I want this godsdamn ring off of me. I want the fear that it induces every time I rub my thumb over it to go away.

I want even the illusion of freedom from this monster.

I want it, and I want to watch him die so that I can have it.

“Rhea! Ki—” Even with his command cut short, I feel my magic rise, peeking above its confines for a single moment before it’s yanked back down again. Remi is there, one large hand planted firmly over King Dolian’s mouth while the other is pressing a dagger just beneath his chin.

I finally manage to take a step forward, only to crash into an incoming guard, sending us both off balance as we crash into the sand.

My head spins and my ears ring as I look back up to where the king is struggling against the guards, blood dripping down his neck from small nicks of Remi’s knife.

Remi screams, the hand covering the king’s mouth gone as he shakes it out in front of him, grimacing in pain.

The chaos around me is overwhelming as the sounds of swords clashing and men yelling fill the open air, yet I know that I will hear whatever the king says.

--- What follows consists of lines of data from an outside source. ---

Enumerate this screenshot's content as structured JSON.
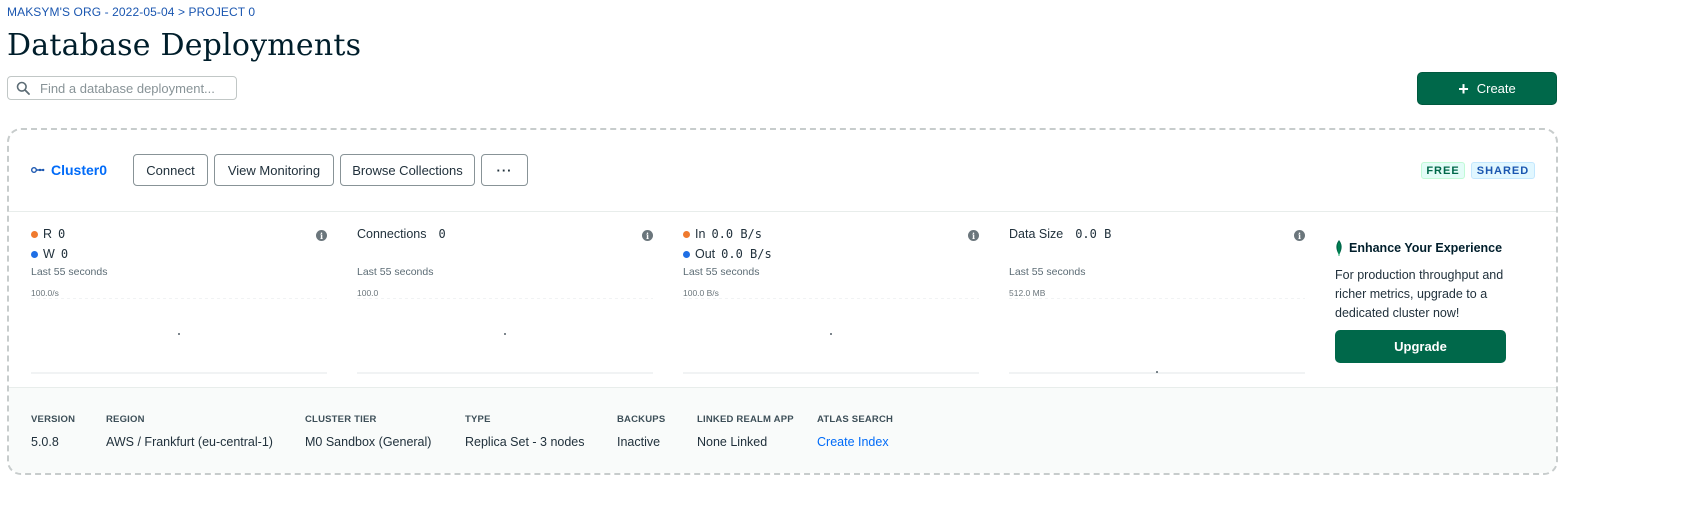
{
  "breadcrumb": {
    "org": "MAKSYM'S ORG - 2022-05-04",
    "separator": ">",
    "project": "PROJECT 0"
  },
  "page_title": "Database Deployments",
  "search": {
    "placeholder": "Find a database deployment...",
    "value": ""
  },
  "create_button": {
    "label": "Create",
    "icon": "plus-icon"
  },
  "cluster": {
    "name": "Cluster0",
    "buttons": {
      "connect": "Connect",
      "view_monitoring": "View Monitoring",
      "browse_collections": "Browse Collections",
      "more": "···"
    },
    "badges": {
      "free": "FREE",
      "shared": "SHARED"
    }
  },
  "metrics": {
    "ops": {
      "read_label": "R",
      "read_value": "0",
      "write_label": "W",
      "write_value": "0",
      "window": "Last 55 seconds",
      "scale": "100.0/s"
    },
    "connections": {
      "label": "Connections",
      "value": "0",
      "window": "Last 55 seconds",
      "scale": "100.0"
    },
    "network": {
      "in_label": "In",
      "in_value": "0.0 B/s",
      "out_label": "Out",
      "out_value": "0.0 B/s",
      "window": "Last 55 seconds",
      "scale": "100.0 B/s"
    },
    "data_size": {
      "label": "Data Size",
      "value": "0.0 B",
      "window": "Last 55 seconds",
      "scale": "512.0 MB"
    }
  },
  "upsell": {
    "title": "Enhance Your Experience",
    "text": "For production throughput and richer metrics, upgrade to a dedicated cluster now!",
    "button": "Upgrade"
  },
  "details": {
    "version": {
      "label": "VERSION",
      "value": "5.0.8"
    },
    "region": {
      "label": "REGION",
      "value": "AWS / Frankfurt (eu-central-1)"
    },
    "tier": {
      "label": "CLUSTER TIER",
      "value": "M0 Sandbox (General)"
    },
    "type": {
      "label": "TYPE",
      "value": "Replica Set - 3 nodes"
    },
    "backups": {
      "label": "BACKUPS",
      "value": "Inactive"
    },
    "realm": {
      "label": "LINKED REALM APP",
      "value": "None Linked"
    },
    "atlas_search": {
      "label": "ATLAS SEARCH",
      "value": "Create Index"
    }
  },
  "colors": {
    "brand_green": "#00684a",
    "link_blue": "#016bf8",
    "read_dot": "#ef7a2e",
    "write_dot": "#1f6fe5"
  }
}
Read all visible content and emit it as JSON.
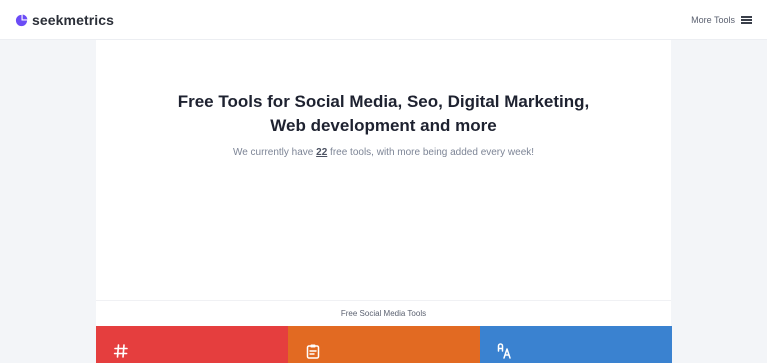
{
  "header": {
    "brand_name": "seekmetrics",
    "menu_label": "More Tools"
  },
  "hero": {
    "title_line1": "Free Tools for Social Media, Seo, Digital Marketing,",
    "title_line2": "Web development and more",
    "subtitle_prefix": "We currently have ",
    "tool_count": "22",
    "subtitle_suffix": " free tools, with more being added every week!"
  },
  "section": {
    "label": "Free Social Media Tools"
  },
  "cards": [
    {
      "icon": "hashtag-icon",
      "color": "#e53e3e"
    },
    {
      "icon": "clipboard-icon",
      "color": "#e26a22"
    },
    {
      "icon": "font-case-icon",
      "color": "#3a82d0"
    }
  ],
  "colors": {
    "brand_accent": "#6b4cf6",
    "page_background": "#f3f5f8"
  }
}
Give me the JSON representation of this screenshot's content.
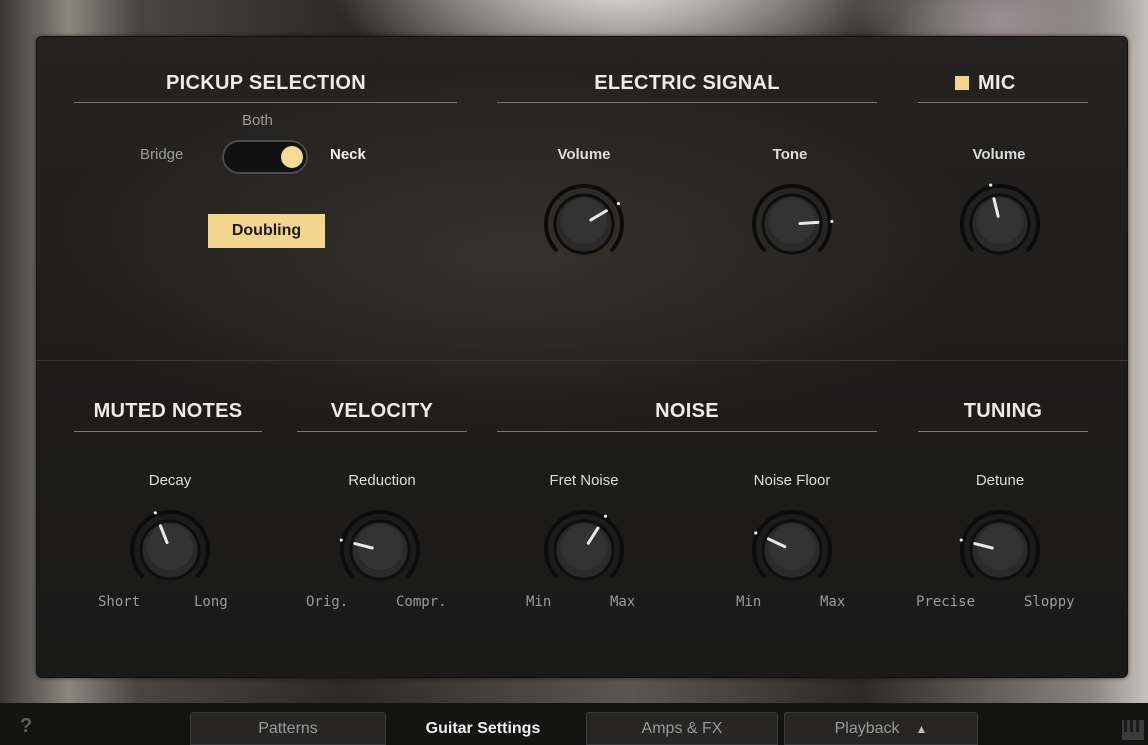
{
  "pickup": {
    "title": "PICKUP SELECTION",
    "both": "Both",
    "bridge": "Bridge",
    "neck": "Neck",
    "doubling": "Doubling",
    "toggle_state": "neck"
  },
  "electric": {
    "title": "ELECTRIC SIGNAL",
    "volume": {
      "label": "Volume",
      "value": 0.72
    },
    "tone": {
      "label": "Tone",
      "value": 0.82
    }
  },
  "mic": {
    "title": "MIC",
    "enabled": true,
    "volume": {
      "label": "Volume",
      "value": 0.45
    }
  },
  "muted": {
    "title": "MUTED NOTES",
    "decay": {
      "label": "Decay",
      "value": 0.42,
      "min": "Short",
      "max": "Long"
    }
  },
  "velocity": {
    "title": "VELOCITY",
    "reduction": {
      "label": "Reduction",
      "value": 0.22,
      "min": "Orig.",
      "max": "Compr."
    }
  },
  "noise": {
    "title": "NOISE",
    "fret": {
      "label": "Fret Noise",
      "value": 0.62,
      "min": "Min",
      "max": "Max"
    },
    "floor": {
      "label": "Noise Floor",
      "value": 0.26,
      "min": "Min",
      "max": "Max"
    }
  },
  "tuning": {
    "title": "TUNING",
    "detune": {
      "label": "Detune",
      "value": 0.22,
      "min": "Precise",
      "max": "Sloppy"
    }
  },
  "tabs": {
    "help": "?",
    "patterns": "Patterns",
    "guitar_settings": "Guitar Settings",
    "amps_fx": "Amps & FX",
    "playback": "Playback",
    "active": "Guitar Settings"
  },
  "colors": {
    "accent": "#f2d690",
    "panel": "#1f1e1d",
    "text": "#ecebea"
  }
}
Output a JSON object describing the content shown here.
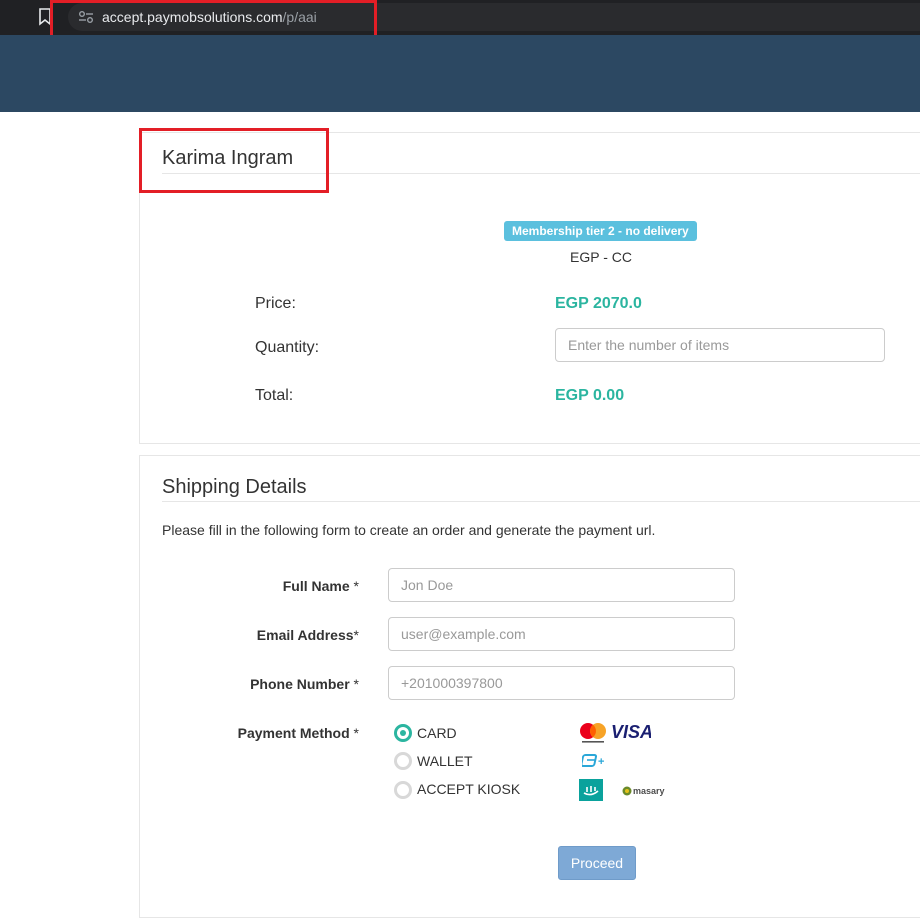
{
  "browser": {
    "url_domain": "accept.paymobsolutions.com",
    "url_path": "/p/aai"
  },
  "product_panel": {
    "title": "Karima Ingram",
    "badge": "Membership tier 2 - no delivery",
    "currency_label": "EGP - CC",
    "price_label": "Price:",
    "price_value": "EGP 2070.0",
    "quantity_label": "Quantity:",
    "quantity_placeholder": "Enter the number of items",
    "total_label": "Total:",
    "total_value": "EGP 0.00"
  },
  "shipping_panel": {
    "title": "Shipping Details",
    "intro": "Please fill in the following form to create an order and generate the payment url.",
    "full_name_label": "Full Name",
    "full_name_placeholder": "Jon Doe",
    "email_label": "Email Address",
    "email_placeholder": "user@example.com",
    "phone_label": "Phone Number",
    "phone_placeholder": "+201000397800",
    "payment_method_label": "Payment Method",
    "required_marker": "*",
    "payment_options": [
      {
        "label": "CARD",
        "checked": true
      },
      {
        "label": "WALLET",
        "checked": false
      },
      {
        "label": "ACCEPT KIOSK",
        "checked": false
      }
    ],
    "logos": {
      "visa": "VISA",
      "masary": "masary"
    },
    "proceed_label": "Proceed"
  },
  "colors": {
    "header": "#2c4862",
    "accent_teal": "#2bb5a0",
    "badge": "#5bc0de",
    "button": "#7ea9d6",
    "highlight": "#e31e26"
  },
  "icons": [
    "bookmark-icon",
    "site-info-icon",
    "mastercard-icon",
    "visa-icon",
    "wallet-icon",
    "aman-icon",
    "masary-icon"
  ]
}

That I will be forced to heed his command.

And he will not hesitate to have me kill everyone here.

Neither will the queen. The truth in those thoughts propels me to my feet, my arms and legs moving faster than my body can keep up with, making me nearly stumble.

I watch the king inhale deeply, watch as the first syllable makes it past his lips, only to end there. Remi covers his mouth again, silencing the command as both look at me with different levels of desperation.

“Run!” Remi shouts, gritting his teeth before he screams again, and I realize with no short amount of terror that King Dolian is biting his hand. “Run now!”

The panic in his voice finally breaks through and spurs me into motion.

I turn and run. Past Queen Amari and Sade and Dyanna, their mouths opened wide as their voices blend together and their song blankets the beach.

Past Aria, who stands motionless, her hands curled into fists at her sides as those round eyes take in the havoc.

Sand kicks up behind me, the air freezing as it races across my skin, and I run.

Away from the king’s command and Xander’s stoic but steady presence and Erica’s tender care.

Away from Eve’s sweet friendship and Brisk’s gentle eyes and all the other men and women fighting to help get me away.

Pushing myself faster, I nearly sigh when the carriages come into view through the small distortion of the Spell ahead of me.

But as I pivot to follow the path, only a few feet away from crossing, something slithers across the sand, black and wispy like dark smoke from a fire, and my steps halt.

I watch as it moves over the tops of my feet—the feel of it like silk and colder than ice.

You know this. The thought scratches at my mind.

The tendrils get darker as they move across the beach to where the guards and the king are fighting.

You know this. My heart flips and leaps to my throat because I do know what these tendrils are, and it is not smoke.

Even though I can’t feel my own magic and I shouldn’t be able to feel any other, something tugs at my heart—at my soul—as if to say, look at me, look at me.

It overpowers the manic fear that rises and the rational thoughts that scream, it’s been too long, and forces me to look back towards the Spell.

Right into a pair of star-flecked eyes.

Suddenly, he is there, right on the other side of the Spell, and I can’t breathe or speak or think.

There is just him against the gray-blue sky and those eyes that I know so well.

That I’ve dreamed about, even when it was painful.

Him, dressed in black with stubble that shadows his cheeks and jaw and waves of onyx that curl over his forehead and ears, a menacing tableau of death manifested.

I try to say his name, my mouth shaping the word uselessly until only a broken whimper is tossed into the space between us. But that sound motivates him, because in two steps, he is right in front of me. Consuming the entirety of my vision. Consuming me.

“Hello, Sunshine,” he rasps, and I think it might be the most beautiful thing I’ve ever heard.